Do books dream of sheep?
Do books dream of sheep? fstop123/gettyimages.com

I turned on the TV, something I rarely do, and there was Marie Kondo, the organizing guru and Netflix star (Tidying Up with Marie Kondo is the name of her show), helping talk show host Jimmy Kimmel clean and organize his office. At this point, Kondo was leaning over several piles of books removed from Kimmel's bookshelf and rapidly slapping them. As she did this, she explained to Kimmel that the first thing she likes do with "mountains of books" is to wake them up. They were all fast asleep because they were not doing much on the shelf. But now that Kimmel was tidying up the space, they needed to be up and aware and, one gathers, participating in the process. Kimmel, the never-ever-not a joker, yelled at his pile of books: "Wake up!" His audience, of course, laughed. All of this seemed very silly to him and them. Books can't sleep. Books can't dream. Books are dead.

Now, I'm well aware of Kondo's recent book controversy. Her "KonMari method," which encourages people to let go of things that do not "spark joy," faced serious opposition from book lovers. There is never anything like enough books for this class of people. A room filled with books can only become more beautiful with more books. But I do not want to take a side in this controversy. Instead, what's important to me, and constitutes the substance of this post, is that Kondo believes books are sentient. Kimmel, obviously, does not. For Kondo, mind (or consciousness, or soul) is widespread and deep. For Kimmel and his American (Abrahamic-oriented) audience, mind is only in certain things, and not in others. However, Kondo's position, which we can call panpsychism, is a legitimate view of the universe of things.


Mika Doyle of Bustle writes:

Have you gone into major organizing mode after tidying expert Marie Kondo’s show premiered on Netflix at the beginning of January? Kondo’s KonMari method of organizing seems to have revolutionized how Americans are organizing their spaces. But if you're not very familiar with the Japanese religion Shinto, there might be some aspects of Kondo’s method that seem a little strange or confusing, like greeting clients' houses or tapping items to wake them up. To help demystify some of the aspects of Kondo's tidying methods, here are a few ways Kondo has integrated Shinto into her tidying process.
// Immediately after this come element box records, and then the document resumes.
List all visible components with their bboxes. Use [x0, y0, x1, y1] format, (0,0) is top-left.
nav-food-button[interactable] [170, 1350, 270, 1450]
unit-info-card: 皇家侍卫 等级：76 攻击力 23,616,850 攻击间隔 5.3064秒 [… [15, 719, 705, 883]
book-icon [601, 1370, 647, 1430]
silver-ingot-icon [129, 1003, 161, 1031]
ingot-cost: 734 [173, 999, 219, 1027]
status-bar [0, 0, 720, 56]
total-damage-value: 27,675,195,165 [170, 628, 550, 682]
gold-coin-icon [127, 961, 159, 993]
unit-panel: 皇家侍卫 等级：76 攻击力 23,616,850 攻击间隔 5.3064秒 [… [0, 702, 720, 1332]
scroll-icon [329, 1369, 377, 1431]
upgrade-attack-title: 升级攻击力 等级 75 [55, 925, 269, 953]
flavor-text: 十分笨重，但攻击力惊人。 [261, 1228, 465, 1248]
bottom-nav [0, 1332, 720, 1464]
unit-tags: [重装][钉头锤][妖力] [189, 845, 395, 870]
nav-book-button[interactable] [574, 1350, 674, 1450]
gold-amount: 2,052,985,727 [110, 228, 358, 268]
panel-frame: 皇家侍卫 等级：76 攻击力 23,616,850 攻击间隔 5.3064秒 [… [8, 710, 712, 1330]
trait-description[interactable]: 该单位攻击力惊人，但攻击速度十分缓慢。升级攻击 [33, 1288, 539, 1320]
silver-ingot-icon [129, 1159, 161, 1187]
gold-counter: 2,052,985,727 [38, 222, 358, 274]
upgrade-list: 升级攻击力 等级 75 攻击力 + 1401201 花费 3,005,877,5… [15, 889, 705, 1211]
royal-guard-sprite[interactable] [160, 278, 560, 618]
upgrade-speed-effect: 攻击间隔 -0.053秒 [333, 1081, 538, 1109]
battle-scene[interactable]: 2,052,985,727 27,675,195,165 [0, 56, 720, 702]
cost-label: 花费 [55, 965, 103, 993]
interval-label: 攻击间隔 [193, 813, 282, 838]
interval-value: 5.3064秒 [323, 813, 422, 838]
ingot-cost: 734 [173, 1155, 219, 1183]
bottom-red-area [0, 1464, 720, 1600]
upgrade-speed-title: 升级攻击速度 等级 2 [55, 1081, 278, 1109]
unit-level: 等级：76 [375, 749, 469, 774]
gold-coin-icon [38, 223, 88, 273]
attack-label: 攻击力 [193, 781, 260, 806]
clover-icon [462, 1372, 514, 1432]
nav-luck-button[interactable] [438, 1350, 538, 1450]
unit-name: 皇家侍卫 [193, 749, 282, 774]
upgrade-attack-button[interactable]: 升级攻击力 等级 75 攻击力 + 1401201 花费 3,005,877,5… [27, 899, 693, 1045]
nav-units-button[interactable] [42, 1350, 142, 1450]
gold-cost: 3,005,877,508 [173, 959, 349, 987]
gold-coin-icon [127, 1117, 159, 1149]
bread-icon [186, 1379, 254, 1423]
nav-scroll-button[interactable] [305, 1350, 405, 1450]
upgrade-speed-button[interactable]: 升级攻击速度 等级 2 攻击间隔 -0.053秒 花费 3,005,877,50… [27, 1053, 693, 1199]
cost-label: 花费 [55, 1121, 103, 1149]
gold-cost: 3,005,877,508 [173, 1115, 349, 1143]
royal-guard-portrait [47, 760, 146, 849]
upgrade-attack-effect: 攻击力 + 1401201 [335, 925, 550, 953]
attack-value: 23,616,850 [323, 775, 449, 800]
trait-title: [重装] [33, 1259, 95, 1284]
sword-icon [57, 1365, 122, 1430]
One is Kondo adopted "the etiquette of worshipping at Shinto shrines" when entering a home (a sacred place). Another, and more importantly, is the belief that things are conscious (and even have personalities—nice, mean, apathetic, and so on), which, broadly speaking, is founded on the Shinto belief that "kami [some sort of spirit] exists in everything." This "spirit" comes very close to the mind or soul of panpsychism, a philosophy that has a rich but much-neglected tradition in the West.

The idea is this: Consciousness, as we know and experience it, does not end with us and other living things like cats, bees, and trees. It goes all the way down to the bottom, to the atom itself. Whatever is here (in the universe) has an inside and outside, and the inside thinks. And the reason for believing this is not complicated: Why should we assert that the mind is so special? We used to claim that the human is special, but now we accept as a hard fact that there's nothing about the human that can't be found in other branches of life. We used to believe the earth was the center of the universe, but we now well know it is not. Indeed, it is not only not the center of the universe, but is one of billions of planets in galaxy after galaxy. If life did not come out of nowhere, why should the mind? If life is composed of the same materials as rocks, clouds, and lakes, why should this not be true of thoughts also? Certainly there are early morning joggers and cyclists in this city who have come across a Lake Washington that was really dreaming of being an ocean.

The doctrine of panpsychism has proponents who argue that the mind in our heads is exactly the same as that found in a book. And there are those who argue that mentality comes in degrees. It exists, they argue, in a book or handful of dust, but its intensity of mind is not that of, say, a peahen. You will find panpsychism in the works of the greatest American philosopher, William James. The same goes for the works of the American physicist David Bohm and the British philosophers Josiah Royce and Alfred North Whitehead. Even the biochemist Nick Lane mentions it.

Though I recognize the justifications for this philosophy, I'm admittedly conservative. I feel extreme panpsychism ignores or wrongfully rejects the possibility of new things emerging from new and unexpected combinations and relationships of matter. The inspiration for my position is the 17th-century rationalist Baruch Spinoza. He stated in his book Ethics that no one knows what a body can do. It's a beautiful passage in a generally austere work: "...no one has hitherto laid down the limits to the powers of the body, that is, no one has as yet been taught by experience what the body can accomplish solely by the laws of nature."

I feel this is true all the way down to the building blocks of all there is. We do not know exactly all that matter can do. Mind does not have to appear in the universe of things. It can remain trapped and undiscovered in matter. This is a real possibility. And, in the same way, there are possibilities in matter that are yet to be opened and make an appearance in reality. The philosophy I follow leaves room for the creativity of the living and non-living.

But this does not mean I dismiss Kondo's panpsychism. In fact, it makes much more sense than Kimmel's common concept that books are just dead. Never score a cheap laugh from someone who is trying to wake up your books.